Monitoring & Troubleshooting
Network issues in AI inference pipelines often masquerade as model problems. Key metrics to monitor:
- Time to first token (TTFT) — measures combined network and GPU latency; spikes indicate queuing or network issues
- Tokens per second (TPS) — if this drops while GPU utilisation is low, the bottleneck is network or serving overhead
- Request queue depth — growing queues mean your GPU can’t keep up with incoming requests
- Connection errors / timeouts — often caused by aggressive proxy timeouts on long inference requests
- Bandwidth utilisation — rarely the bottleneck for text inference, but worth monitoring for vision or audio workloads
Common pitfalls and fixes:
- Proxy timeout too low — set Nginx proxy_read_timeout to at least 120s for long-form generation
- Buffer size too small — increase proxy_buffer_size for large prompt inputs
- Missing streaming support — ensure proxy_buffering is off for SSE streaming endpoints
- DNS resolution delays — use static IPs or local DNS caching for backend servers
To estimate how your inference costs scale with traffic, our cost per million tokens calculator provides concrete numbers alongside a breakdown of self-hosting economics.
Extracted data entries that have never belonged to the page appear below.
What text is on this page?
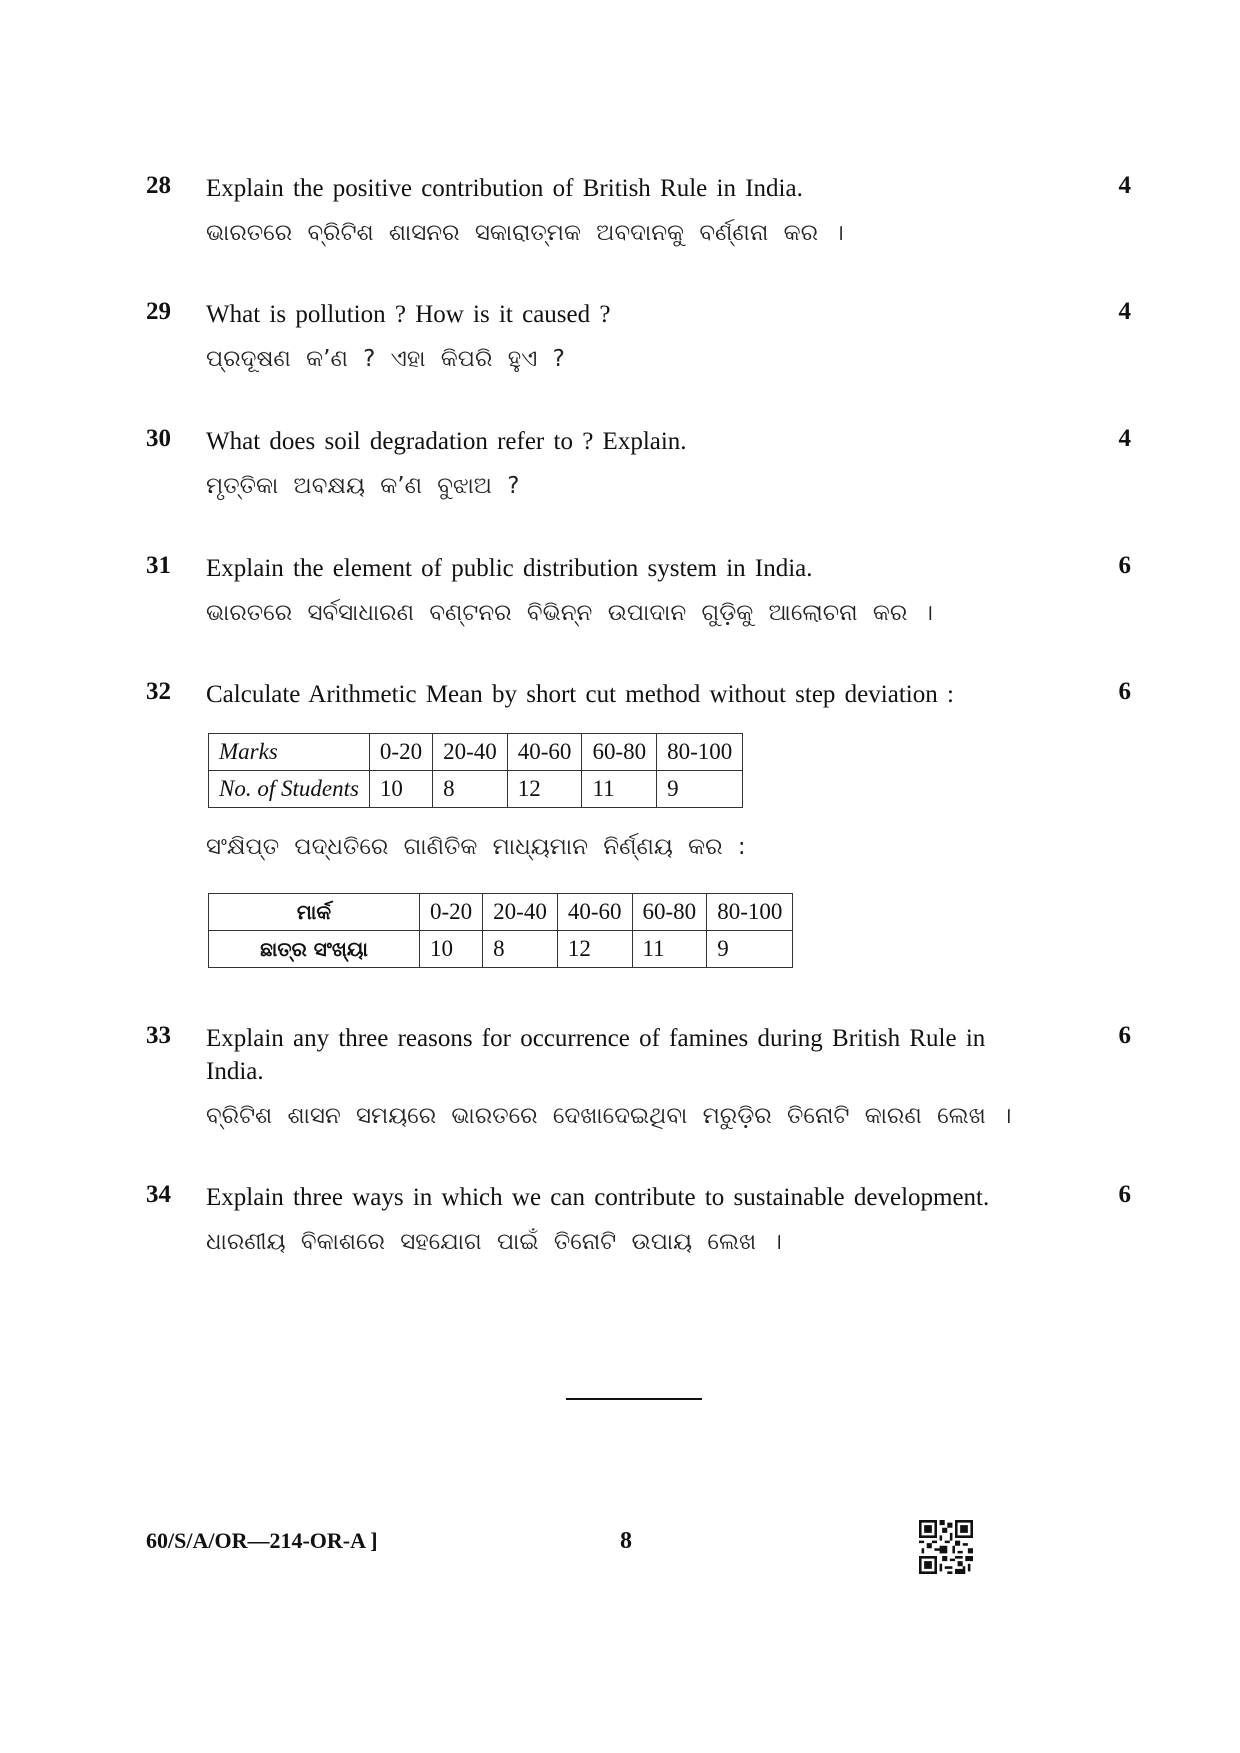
28 Explain the positive contribution of British Rule in India.
ଭାରତରେ ବ୍ରିଟିଶ ଶାସନର ସକାରାତ୍ମକ ଅବଦାନକୁ ବର୍ଣ୍ଣନା କର ।
4
29 What is pollution ? How is it caused ?
ପ୍ରଦୂଷଣ କ’ଣ ? ଏହା କିପରି ହୁଏ ?
4
30 What does soil degradation refer to ? Explain.
ମୃତ୍ତିକା ଅବକ୍ଷୟ କ’ଣ ବୁଝାଅ ?
4
31 Explain the element of public distribution system in India.
ଭାରତରେ ସର୍ବସାଧାରଣ ବଣ୍ଟନର ବିଭିନ୍ନ ଉପାଦାନ ଗୁଡ଼ିକୁ ଆଲୋଚନା କର ।
6
32 Calculate Arithmetic Mean by short cut method without step deviation :	6
Marks	0-20	20-40	40-60	60-80	80-100
No. of Students	10	8	12	11	9
ସଂକ୍ଷିପ୍ତ ପଦ୍ଧତିରେ ଗାଣିତିକ ମାଧ୍ୟମାନ ନିର୍ଣ୍ଣୟ କର :
ମାର୍କ	0-20	20-40	40-60	60-80	80-100
ଛାତ୍ର ସଂଖ୍ୟା	10	8	12	11	9
33 Explain any three reasons for occurrence of famines during British Rule in India.
ବ୍ରିଟିଶ ଶାସନ ସମୟରେ ଭାରତରେ ଦେଖାଦେଇଥିବା ମରୁଡ଼ିର ତିନୋଟି କାରଣ ଲେଖ ।
6
34 Explain three ways in which we can contribute to sustainable development.
ଧାରଣୀୟ ବିକାଶରେ ସହଯୋଗ ପାଇଁ ତିନୋଟି ଉପାୟ ଲେଖ ।
6
60/S/A/OR—214-OR-A ]	8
Configuration Recommendations
Based on common deployment patterns, here are our networking recommendations by workload:
Low-traffic API (under 10 req/sec):
- Single server with Nginx reverse proxy
- Standard 1Gbps connection is more than sufficient
- Focus on TLS, rate limiting, and proper timeout configuration
Medium-traffic API (10-100 req/sec):
- Single powerful GPU (RTX 5090/5090) with vLLM continuous batching
- HTTP/2 enabled, connection pooling, TCP BBR
- Monitor queue depth and scale to a second server when TTFT exceeds your SLA
High-traffic API (100+ req/sec):
- Multiple GPU servers behind a load balancer
- Least-connections routing with health checks
- Consider queue-based architecture for traffic bursts
- Our self-host LLM guide covers multi-server deployment in detail
Getting your networking right from the start saves significant debugging time later. Start with a dedicated GPU server where you control every layer of the stack, then scale horizontally as your traffic demands grow.